Richard P. Healy, environmental engineer

Dr. Richard P. Healy

Richard P. Healy, an environmental engineer whose career with the U.S. Environmental Protection Agency spanned more than three decades, died Saturday of esophageal cancer at the University of Maryland St. Joseph Medical Center.

The longtime Hamilton resident was 61.


"Rich was a wonderful guy and a team leader for our beach team. He has been in that position since 2002, which oversees grants to coastal Great Lakes states, which helps them with beach monitoring and advising about contamination such as sewage," said John B. Wathen, who is the assistant chief of the EPA's Fish, Shellfish, Beaches and Outreach Branch.

"The program is spread across 35 states and three territories. The grants are used to access water quality, which results in green- or red-flag days," said Mr. Wathen. "He worked with all of those states and territories. It is a national program ... and Rich was very successful in becoming a team leader."

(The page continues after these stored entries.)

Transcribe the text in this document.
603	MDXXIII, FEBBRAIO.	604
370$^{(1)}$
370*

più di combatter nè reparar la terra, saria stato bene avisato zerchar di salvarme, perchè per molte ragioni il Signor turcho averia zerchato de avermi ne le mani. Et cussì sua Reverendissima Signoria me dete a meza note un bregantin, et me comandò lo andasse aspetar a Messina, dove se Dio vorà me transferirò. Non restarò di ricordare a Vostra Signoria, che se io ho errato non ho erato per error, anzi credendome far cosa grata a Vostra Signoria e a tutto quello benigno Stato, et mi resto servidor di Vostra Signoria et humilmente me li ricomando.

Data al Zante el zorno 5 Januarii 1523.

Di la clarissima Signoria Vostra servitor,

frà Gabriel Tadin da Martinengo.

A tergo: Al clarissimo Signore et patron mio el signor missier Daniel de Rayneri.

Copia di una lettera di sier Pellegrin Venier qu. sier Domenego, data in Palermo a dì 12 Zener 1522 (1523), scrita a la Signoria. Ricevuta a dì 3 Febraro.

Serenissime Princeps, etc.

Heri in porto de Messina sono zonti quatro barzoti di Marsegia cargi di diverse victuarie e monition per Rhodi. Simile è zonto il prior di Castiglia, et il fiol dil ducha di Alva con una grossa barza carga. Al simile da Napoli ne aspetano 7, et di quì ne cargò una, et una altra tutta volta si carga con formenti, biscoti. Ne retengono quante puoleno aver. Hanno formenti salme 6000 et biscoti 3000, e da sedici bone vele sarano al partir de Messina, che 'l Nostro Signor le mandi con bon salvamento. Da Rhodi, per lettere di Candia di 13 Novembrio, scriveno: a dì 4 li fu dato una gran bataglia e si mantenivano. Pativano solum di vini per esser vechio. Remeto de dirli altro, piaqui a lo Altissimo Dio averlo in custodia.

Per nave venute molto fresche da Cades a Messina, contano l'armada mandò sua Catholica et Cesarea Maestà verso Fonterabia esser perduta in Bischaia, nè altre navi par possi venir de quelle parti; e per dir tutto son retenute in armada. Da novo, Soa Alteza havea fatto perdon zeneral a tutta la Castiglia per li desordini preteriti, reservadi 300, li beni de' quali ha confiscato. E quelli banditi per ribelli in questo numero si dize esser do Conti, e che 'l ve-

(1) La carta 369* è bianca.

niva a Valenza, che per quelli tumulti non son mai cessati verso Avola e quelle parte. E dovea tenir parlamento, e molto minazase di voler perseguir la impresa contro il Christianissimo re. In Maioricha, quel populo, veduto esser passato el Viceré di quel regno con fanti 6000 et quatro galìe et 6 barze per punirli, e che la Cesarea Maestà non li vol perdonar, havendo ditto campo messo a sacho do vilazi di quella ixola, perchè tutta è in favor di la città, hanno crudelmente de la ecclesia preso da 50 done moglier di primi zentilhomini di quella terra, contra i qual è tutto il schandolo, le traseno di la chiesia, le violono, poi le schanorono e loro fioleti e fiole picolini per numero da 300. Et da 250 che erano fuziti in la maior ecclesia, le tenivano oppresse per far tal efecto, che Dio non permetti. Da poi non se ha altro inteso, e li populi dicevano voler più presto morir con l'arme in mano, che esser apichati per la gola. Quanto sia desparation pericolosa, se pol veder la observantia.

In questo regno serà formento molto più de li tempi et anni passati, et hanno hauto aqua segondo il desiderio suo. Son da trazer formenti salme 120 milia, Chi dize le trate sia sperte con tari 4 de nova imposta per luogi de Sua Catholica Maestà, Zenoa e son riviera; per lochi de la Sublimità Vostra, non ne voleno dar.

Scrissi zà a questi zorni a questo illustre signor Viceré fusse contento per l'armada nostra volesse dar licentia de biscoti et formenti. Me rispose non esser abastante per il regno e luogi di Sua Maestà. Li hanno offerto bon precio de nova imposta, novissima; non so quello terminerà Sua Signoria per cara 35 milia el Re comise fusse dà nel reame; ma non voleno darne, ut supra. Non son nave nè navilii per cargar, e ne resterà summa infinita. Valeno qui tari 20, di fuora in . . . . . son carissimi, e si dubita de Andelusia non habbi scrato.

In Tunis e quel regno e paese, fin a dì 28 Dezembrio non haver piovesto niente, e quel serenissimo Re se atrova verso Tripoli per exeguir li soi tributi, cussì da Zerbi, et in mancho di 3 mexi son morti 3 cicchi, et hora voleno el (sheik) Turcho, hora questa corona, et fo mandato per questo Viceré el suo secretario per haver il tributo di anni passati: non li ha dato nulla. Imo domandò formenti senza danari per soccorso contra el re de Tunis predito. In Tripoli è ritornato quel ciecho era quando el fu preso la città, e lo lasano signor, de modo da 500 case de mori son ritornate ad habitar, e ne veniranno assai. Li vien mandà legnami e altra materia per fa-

The son of Lewis Healy, an engineer, and Dorothy Healy, a secretary, Richard Philip Healy was born in Baltimore and raised in Cub Hill.

After graduating in 1970 from Perry Hall High School, he earned a bachelor's degree in applied mathematics and biology in 1974 from what is now McDaniel College.

He earned a master's degree in civil engineering and a doctorate in environmental engineering in 1979 from the University of Maryland, College Park.

Dr. Healy spent his entire 34-year career with the Environmental Protection Agency at its headquarters in Washington, where he started working in fish contamination studies in 1980.

"The final project he worked on was the Beach Project that funded states with money to keep their beaches clean," said a daughter, Charlotte L. Healy of Washington.

Dr. Healy worked on programs, policies and regulations.

"Rich would lead those calls and was widely recognized throughout EPA as well as with the states and our local partners," said Mr. Wathen. "Even though he was working from home in recent weeks, he continued to be productive and he'd be included in conference calls, which were always followed by a flurry of emails going back and forth."

"My dad fought an unbelievable battle with cancer during the last 10 months," Ms. Healy said. "Sadly, his condition declined this month. He required more rest time but was still able to spend great quality moments with us.

"In fact, the four of us celebrated my big sister Rose's birthday at Woodberry Kitchen last Thursday. The next day, he was admitted to the hospital, and he died Saturday morning," she said.

In 2010, Ms. Healy and her sister, Rose J. Healy, of Hamilton, decided to enter their father in Fox 45's Baltimore's Best Dad competition.

When one of his daughters returned home from their fourth-grade trip to Williamsburg, Va., she accidentally threw away her disposable camera's film roll in the trash, and was upset and crying that she would be unable to share her pictures with her family.

Dr. Healy spent the next four hours rummaging through trash bins until he found the film.


"This perfectly portrays my dad's incredible kind nature. He stops at nothing to see my family happy — and even searches trash cans," the sisters wrote in their submission. "He definitely deserves recognition as Baltimore's Best Dad."

"He won the competition by a landslide," said Charlotte Healy.

The prize included four free Southwest Airline tickets to anywhere in the U.S., which they used to travel to San Francisco to celebrate Rose Healy's graduation from Dickinson College in 2010.

Last year, Dr. Healy attended the Boston Marathon to cheer on his daughter, Charlotte. (They were not near the finish line when the bombs exploded.)

"He was always very supportive of my running from the very beginning," she said. "I will be running the Boston Marathon in less than a month, this time in honor of my dad."

Dr. Healy and his wife of 27 years, the former Marilyn Bennett, a doctor and neonatologist at the University of Maryland St. Joseph Medical Center, enjoyed collecting antiques and stained glass, which they used to illuminate and decorate their Hamilton home.

"But his real hobby was his family and seeing them happy," said Charlotte Healy. "He drew his energy from his family."

His daughter said a special spot for Dr. Healy was the Howard Peters Rawlings Conservatory and Botanic Gardens in Druid Hill Park, where funeral services will be held at 10:30 a.m. Monday. The conservatory is at 3100 Swann Drive.

"While there have been memorial services held there, this is the first funeral to be held there with a casket since it opened in 1888," Charlotte Healy said.

In addition to his wife and two daughters, Mr. Healy is survived by two brothers, David Healy of Parkville and Jerry Healy of Clayton, Del.; a sister, Peggy Buckless of Perry Hall; and many nieces and nephews.